In our research, we have used machine learning tools to identify efficient sustainable chemical processes, to find optimal trade-offs between energy efficiency and productivity in hydrogen production systems, to substantially improve CO2 upconversion technologies, and even our student entrepreneurs have created commercial tools to make AI tools mainstream in the chemical industry. This is just a sample of AI applications that can help us accelerate the creation of sustainable engineering technologies, and step-by-step help us reach our decarbonization goals by 2050.”
Chip Chat: Designing microchips with the help of LLMs
Designing microchips can be a laborious process, requiring specialized skill in manufacturing language.
This year, researchers at NYU Tandon including Siddharth Garg, Institute Associate Professor of Electrical and Computer Engineering and a member of NYU WIRELESS, as well the Center for Cybersecurity have fabricated a microprocessing chip using plain English “conversations” with an AI model, a first-of-its-kind achievement that could lead to more democratized and faster chip development and allow individuals without specialized technical skills to design chips.
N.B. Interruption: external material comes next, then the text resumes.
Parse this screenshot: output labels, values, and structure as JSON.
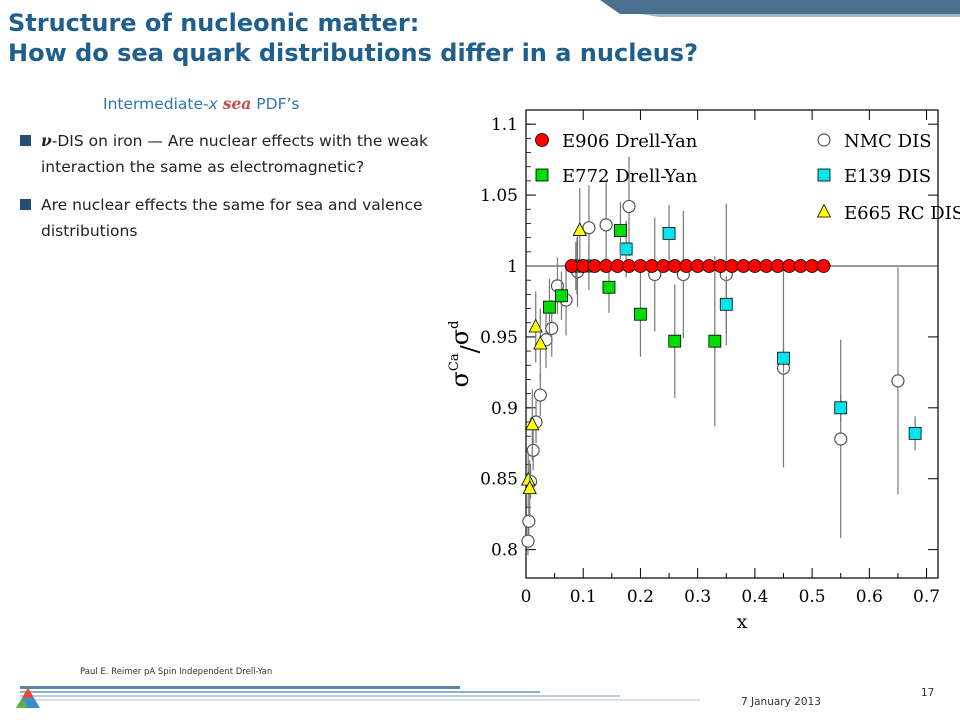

The team showed how hardware engineers “talked” in standard English with ChatGPT-4 — an LLM built to understand and generate human-like text type — to design a new type of microprocessor architecture. The LLM was able to turn that into Hardware Description Languages (HDLs), Verilog being one example, to create the actual circuit elements that allow the hardware to perform its tasks. The researchers then sent the designs to manufacture.
The process they developed could also eliminate the need for HDL fluency among chip designers, a relatively rare skill that represents a significant hurdle to people seeking those kinds of jobs.
Right now, I’m most excited about the use of machine learning to improve the efficiency of chip design to allow people to design better chips faster. There’s a huge opportunity to use large language models and reinforcement learning to enable this. I would like to see, in 10 years, tools that would allow even a biologist who has no prior expertise in chip design to be able to bring to life their new idea, in silicon.”